FiCS called in Rome for strengthening the explicit mandates and capacity of all PDBs to align their activities with the SDGs and the Paris Agreement, through best practices and internationally accepted norms and standards on environmental, social and governance, as well as through incentives to invest in a just and inclusive transition towards sustainable, low-carbon, and resilient development pathways. FiCS encouraged the channelling of more resources through the global architecture of all PDBs and welcomed the creation of the new IMF Resilience and Sustainability Trust and the G20 openness “to consider viable options to voluntarily channel Special Drawing Rights (SDRs) to MDBs”, to leverage more the PDBs’ collective capacity to mobilize Paris- and SDG-aligned investments. 

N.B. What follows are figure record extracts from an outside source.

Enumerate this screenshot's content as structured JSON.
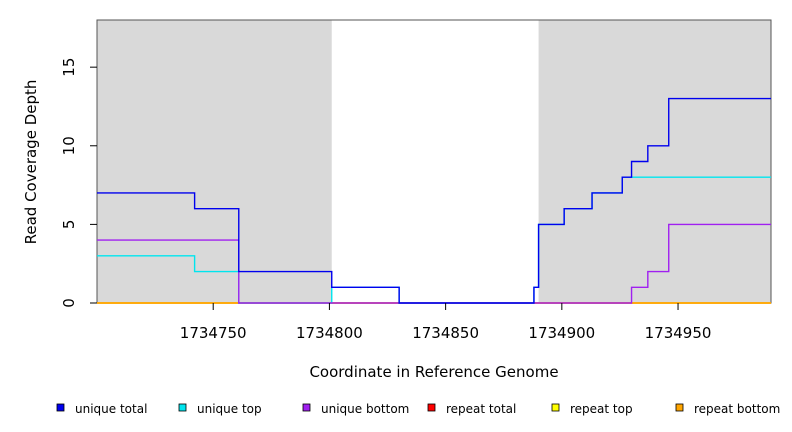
{
  "chart_data": {
    "type": "line",
    "step": true,
    "xlabel": "Coordinate in Reference Genome",
    "ylabel": "Read Coverage Depth",
    "xlim": [
      1734700,
      1734990
    ],
    "ylim": [
      0,
      18
    ],
    "xticks": [
      1734750,
      1734800,
      1734850,
      1734900,
      1734950
    ],
    "yticks": [
      0,
      5,
      10,
      15
    ],
    "shaded_regions": [
      [
        1734700,
        1734801
      ],
      [
        1734890,
        1734990
      ]
    ],
    "shade_color": "#d9d9d9",
    "series": [
      {
        "name": "repeat total",
        "color": "#ff0000",
        "x": [
          1734700,
          1734990
        ],
        "y": [
          0,
          0
        ]
      },
      {
        "name": "repeat top",
        "color": "#ffff00",
        "x": [
          1734700,
          1734990
        ],
        "y": [
          0,
          0
        ]
      },
      {
        "name": "repeat bottom",
        "color": "#ffa500",
        "x": [
          1734700,
          1734990
        ],
        "y": [
          0,
          0
        ]
      },
      {
        "name": "unique top",
        "color": "#00e5ee",
        "x": [
          1734700,
          1734742,
          1734761,
          1734801,
          1734830,
          1734888,
          1734890,
          1734901,
          1734913,
          1734926,
          1734930,
          1734990
        ],
        "y": [
          3,
          2,
          0,
          1,
          0,
          1,
          5,
          6,
          7,
          8,
          8,
          8
        ]
      },
      {
        "name": "unique bottom",
        "color": "#a020f0",
        "x": [
          1734700,
          1734761,
          1734801,
          1734830,
          1734930,
          1734937,
          1734946,
          1734990
        ],
        "y": [
          4,
          0,
          0,
          0,
          1,
          2,
          5,
          5
        ]
      },
      {
        "name": "unique total",
        "color": "#0000ee",
        "x": [
          1734700,
          1734742,
          1734761,
          1734801,
          1734830,
          1734888,
          1734890,
          1734901,
          1734913,
          1734926,
          1734930,
          1734937,
          1734946,
          1734990
        ],
        "y": [
          7,
          6,
          2,
          1,
          0,
          1,
          5,
          6,
          7,
          8,
          9,
          10,
          13,
          13
        ]
      }
    ]
  },
  "legend": [
    {
      "label": "unique total",
      "color": "#0000ee"
    },
    {
      "label": "unique top",
      "color": "#00e5ee"
    },
    {
      "label": "unique bottom",
      "color": "#a020f0"
    },
    {
      "label": "repeat total",
      "color": "#ff0000"
    },
    {
      "label": "repeat top",
      "color": "#ffff00"
    },
    {
      "label": "repeat bottom",
      "color": "#ffa500"
    }
  ]
}
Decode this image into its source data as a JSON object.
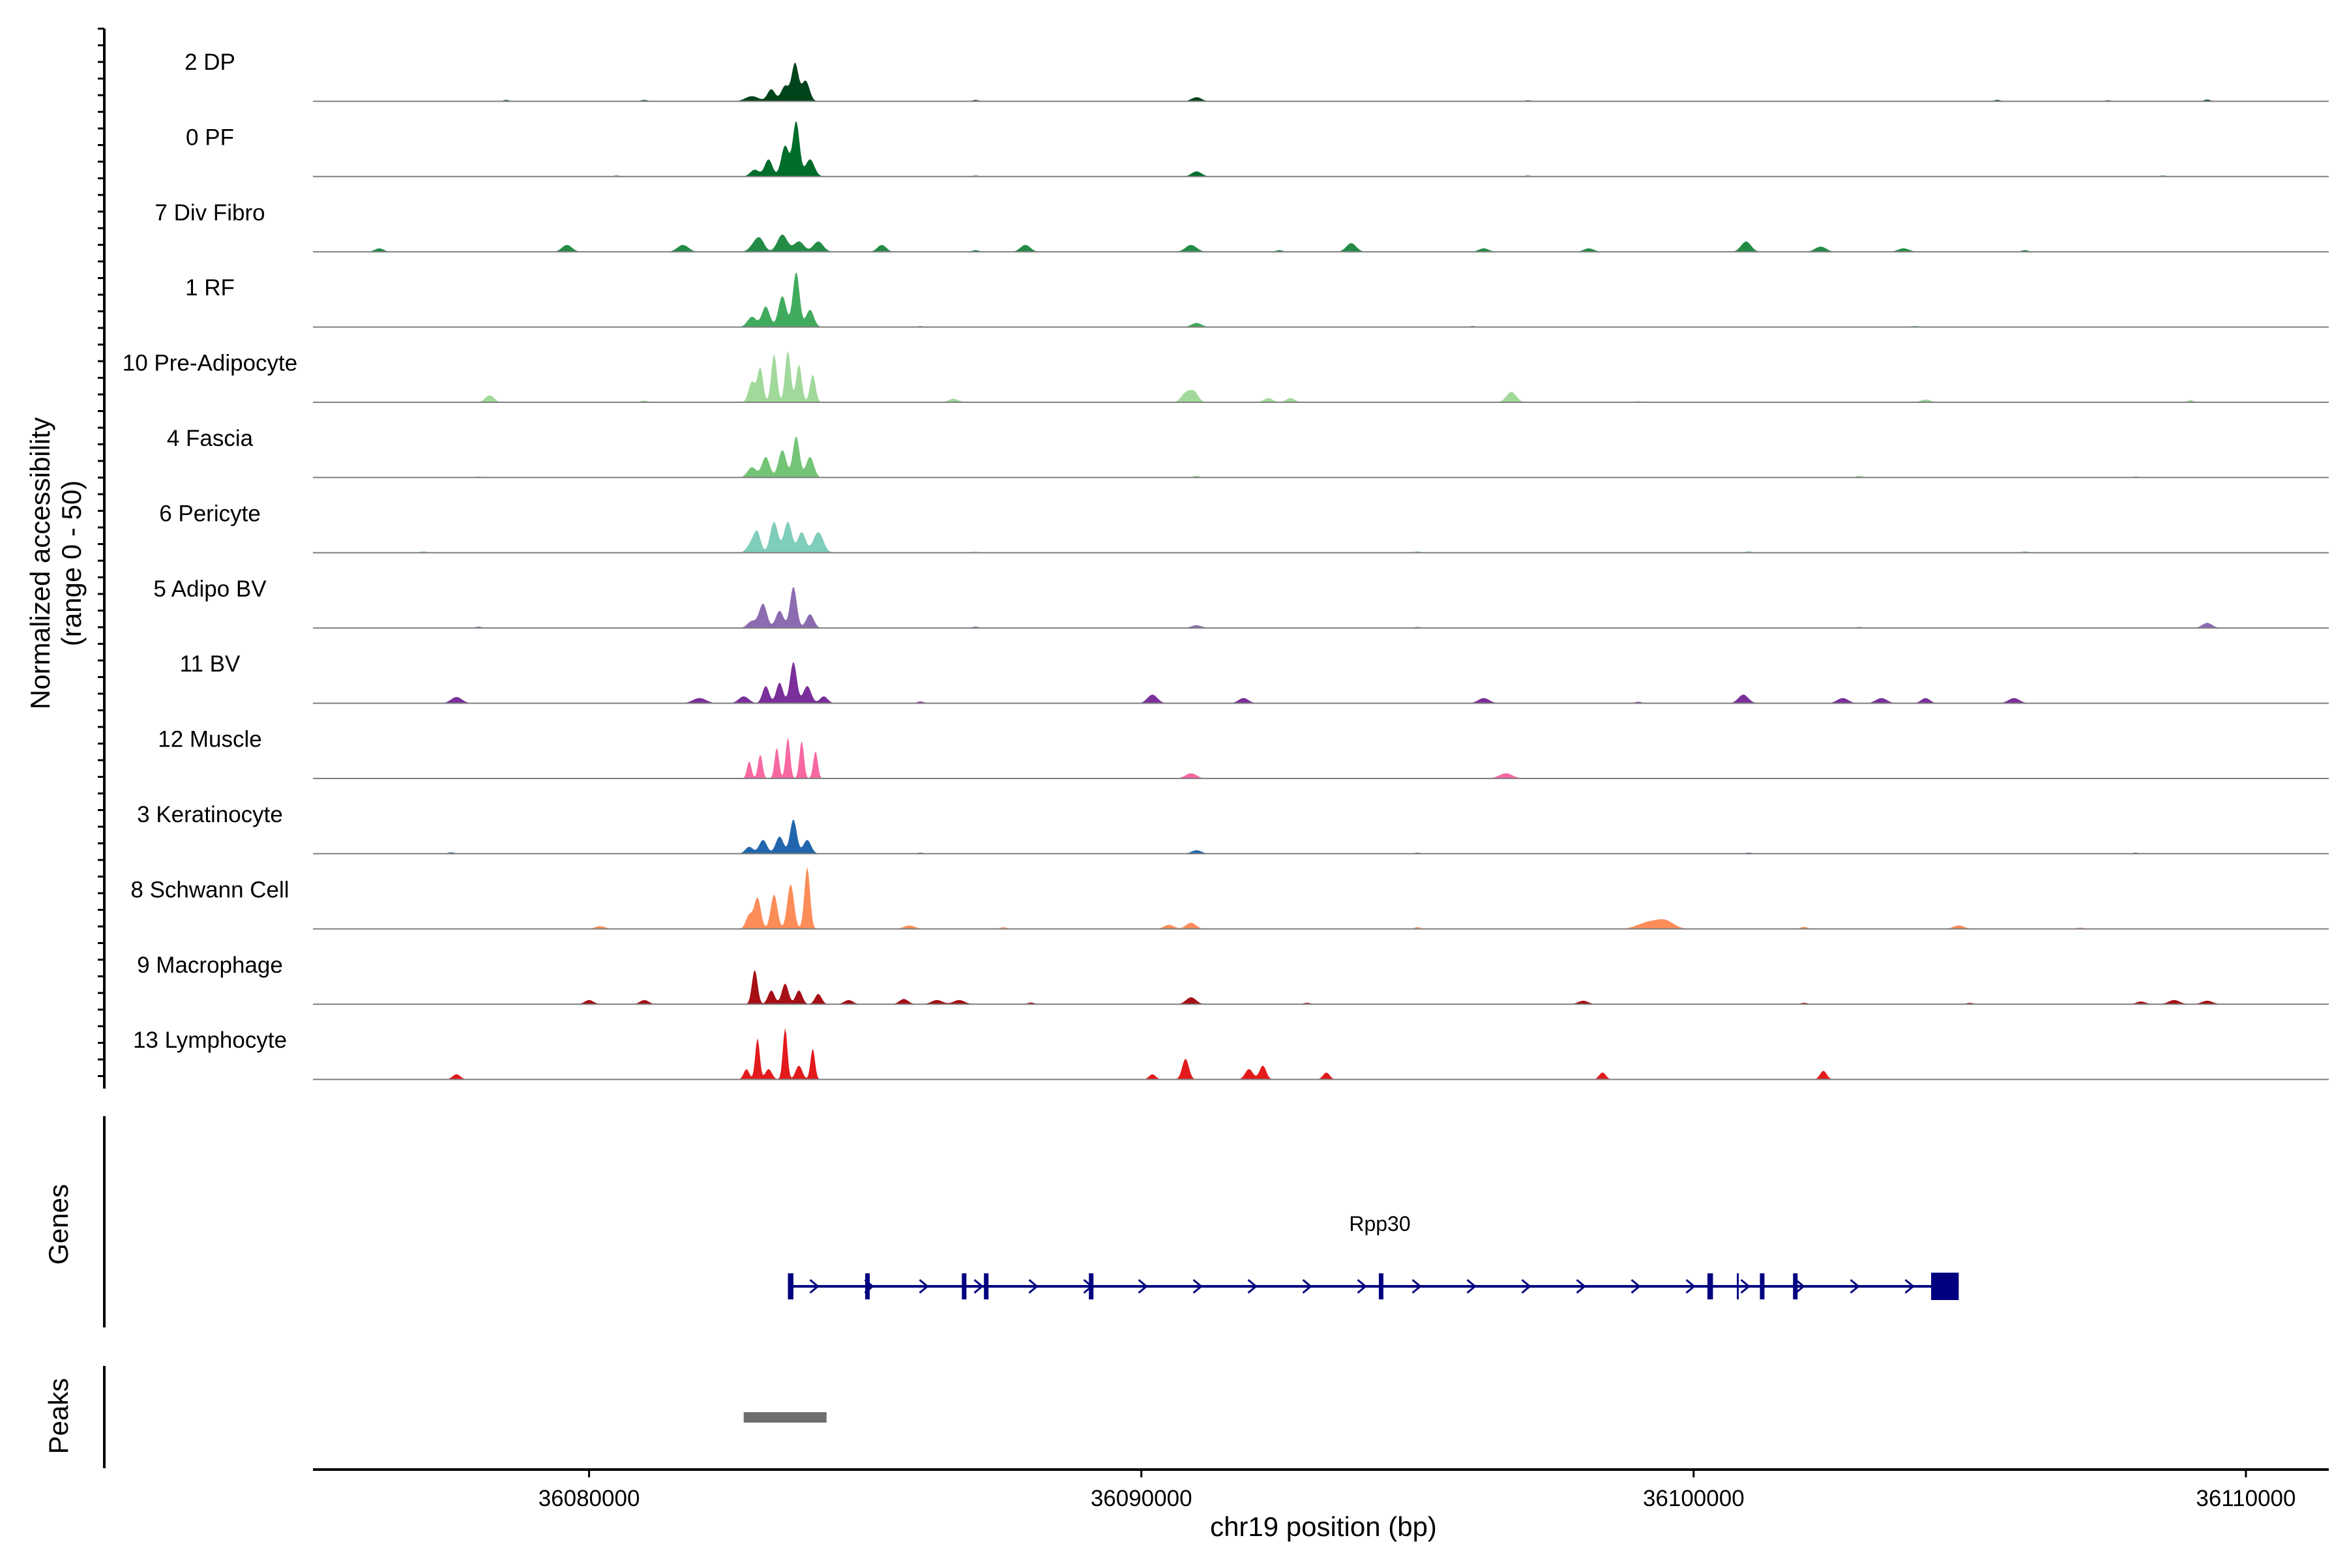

In Africa, FiCS supports the joint declaration of all African PDBs, led by the African Development Bank and the Association of African Development Finance Institutions (AADFI), published at the May 18 Summit for the Financing of African Economies, calling Heads of State and international organizations to effectively support their role and capacity to reinforce domestic financial systems. The PDB Coalition can help in reaching out to local financial institutions, in particular in Africa, which are well-placed to originate and implement effective projects through their networks and knowledge of policies and local value chains. As a community, the FiCS initiative intends to share practices and procedures, build strategic partnerships, co-finance projects, and strengthen local capacities through international cooperation. In this perspective, FiCS 2021 organized the first dialogue to reinforce collaboration between foundations, private philanthropy, public donors and PDBs, in the presence of the OECD-DAC’s Chair.

This second edition of the Finance in Common Summit also helped PDBs to strengthen collaboration with investors and other private actors in areas such as the characterization of sustainable investment, financial innovation, and outreach. The Global Impact Investing Network (GIIN) and the Long Term Infrastructure Investors Association (LTIIA) signed the PDBs’ Joint Declaration, and they are supporting a reinforced PDB-Investor framework to accelerate private finance alignment with the SDGs. The FiCS also welcomed the acknowledgement by the Berne Union, the leading global association for the export credit and investment insurance industry, of the common goals set by PDBs under their Joint Declaration that include supporting the transformation of the global economy and societies towards sustainable and resilient development.